Pawlowski, Dunbar and Lipowicz (2000) demonstrated that taller men are reproductively more successful than shorter men, suggesting that there is a preference for stature in male partners. Height is associated with power and status and studies have shown that height confers economic and social advantages as taller men are more likely to be hired, receive higher salaries, and gain promotion than smaller men. Taller men are perceived as being more dominant and we would predict that females should choose taller over shorter males.
In Buss's study, both sexes reported love as an essential requirement for a long term relationship. For long term relationships to work signals of commitment are required.
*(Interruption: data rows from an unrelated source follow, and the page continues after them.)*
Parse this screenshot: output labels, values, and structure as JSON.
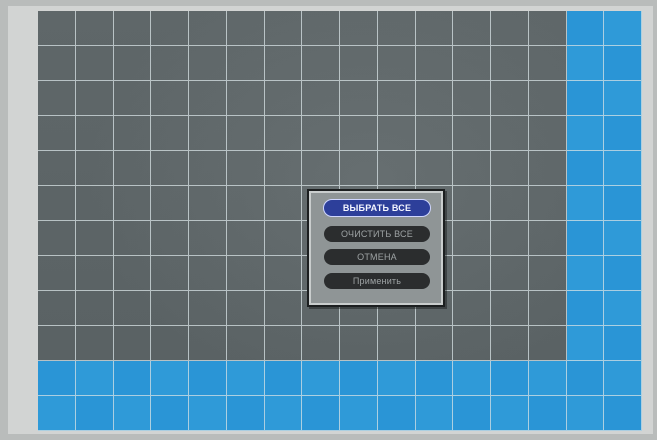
{
  "grid": {
    "columns": 16,
    "rows": 12
  },
  "colors": {
    "selected_cell": "#2a95d6",
    "grid_line": "#d7e1e4",
    "menu_panel": "#8f9596",
    "menu_button": "#2b2d2e",
    "menu_button_selected": "#2d3f9a"
  },
  "menu": {
    "items": [
      {
        "label": "ВЫБРАТЬ ВСЕ",
        "selected": true
      },
      {
        "label": "ОЧИСТИТЬ ВСЕ",
        "selected": false
      },
      {
        "label": "ОТМЕНА",
        "selected": false
      },
      {
        "label": "Применить",
        "selected": false
      }
    ]
  }
}
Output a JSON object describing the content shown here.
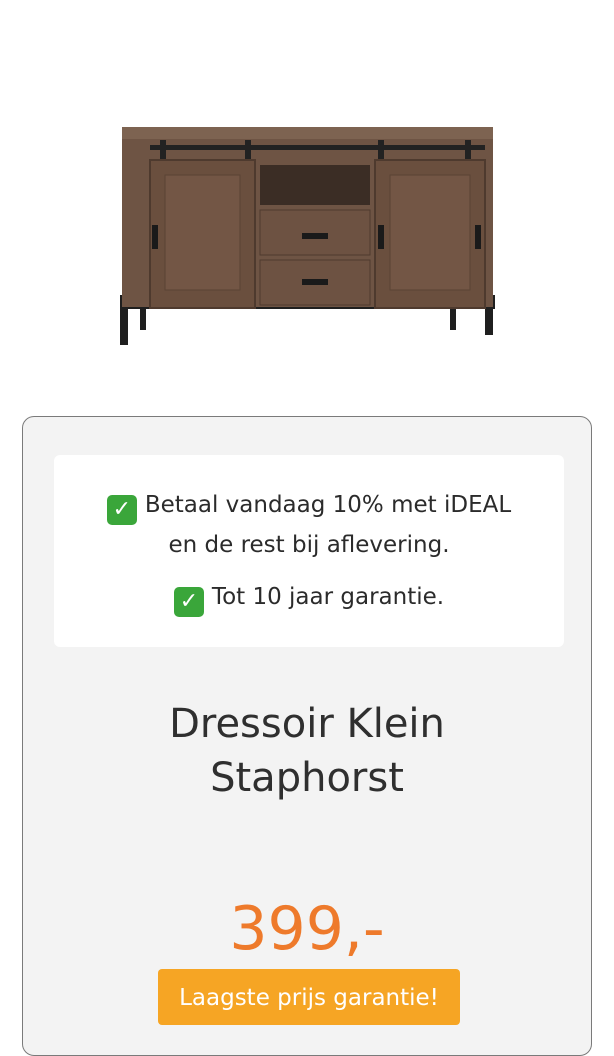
{
  "product": {
    "image_alt": "Dressoir Klein Staphorst",
    "title_line1": "Dressoir Klein",
    "title_line2": "Staphorst",
    "price": "399,-",
    "guarantee_button": "Laagste prijs garantie!"
  },
  "usp": {
    "line1": "Betaal vandaag 10% met iDEAL",
    "line2": "en de rest bij aflevering.",
    "line3": "Tot 10 jaar garantie."
  },
  "colors": {
    "price": "#ee7a2b",
    "button": "#f6a524",
    "check": "#3aa63a"
  },
  "icons": [
    "check-icon"
  ]
}
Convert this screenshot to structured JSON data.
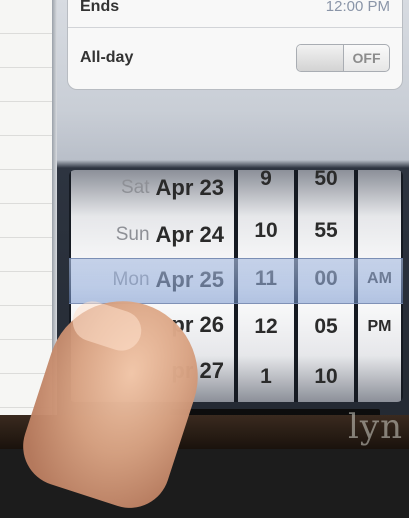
{
  "event_options": {
    "ends": {
      "label": "Ends",
      "value": "12:00 PM"
    },
    "all_day": {
      "label": "All-day",
      "state": "OFF"
    }
  },
  "picker": {
    "dates": [
      {
        "dow": "Sat",
        "md": "Apr 23"
      },
      {
        "dow": "Sun",
        "md": "Apr 24"
      },
      {
        "dow": "Mon",
        "md": "Apr 25"
      },
      {
        "dow": "",
        "md": "Apr 26",
        "visible_text": "pr 26"
      },
      {
        "dow": "",
        "md": "Apr 27",
        "visible_text": "pr 27"
      }
    ],
    "hours": [
      "9",
      "10",
      "11",
      "12",
      "1"
    ],
    "minutes": [
      "50",
      "55",
      "00",
      "05",
      "10"
    ],
    "meridiem": [
      "",
      "",
      "AM",
      "PM",
      ""
    ],
    "selected": {
      "date": "Mon Apr 25",
      "hour": "11",
      "minute": "00",
      "meridiem": "AM"
    }
  },
  "watermark": "lyn"
}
Love, fidelity and dependability may provide this commitment. People in love expect their partners to channel time and effort in to the relationship. The ultimate goal of falling in love is to produce offspring. Being in love will guarantee that successful reproduction for both partners as ancestral females would have demanded commitment before consenting to sex, therefore males who failed to show commitment would lose out in the mating game. From a man's point of view, time invested in paternal care cannot be spent pursuing additional mates, and may be wasted if he is not the father of the child he is investing in.
A key problem for males is that they lack paternity certainty, those males that were able to reduce the risk of cuckoldry (unfaithfulness) would have had greater reproductive fitness than those who could not. It would therefore be predicted that males should have developed adaptations to seek partners (particularly for long-term relationships) who would remain faithful. Males in all cultures view promiscuity and unfaithfulness as being particularly undesirable in a potential long-term partner.
After love and dependability, people want a partner who is emotionally stable and of a pleasing nature as this indicates that the male will be willing to provide resources and continue his investment. It is no use finding a mate who has plentiful resources but who would be unwilling to invest them. Selection should also have favoured mechanisms in the female designed to detect and prefer males who were willing to convert status and resources into paternal assistance, La Cerra (1994). Kindness would be regarded as conducive to mutual investment in off spring. Therefore forming a long-term relationship with an untrustworthy, unreliable person of appalling disposition would not have boded well for ancestral people. The children of a stable relationship would be much more likely to survive.
However some have criticized the evolutionary explanation for human mate selection criteria and offer a cultural explanation. Mead (1968) as cited by Workman and Reader (2004) suggested that because humans vary so much between cultures, in their mating strategies, reproductive behaviour is culturally determine and unrelated to an evolutionary past. Importance of certain preferences varies between cultures. Specific cultural variables need to be looked at more closely to understand why they differ so much.
Developmental flexibility allows humans to adjust to social and economic circumstances within society. suggest that women's decision to seek short or long term mates may depend on environmental circumstances at the time they mate. If the child is going to be born into a world dominated by death and disease it would make sense to mate with a man rich in good genes. On the other hand, if a woman is in an environment where she has difficulty obtaining resources she should favour mating with men of high status and power who exhibit good parenting skills.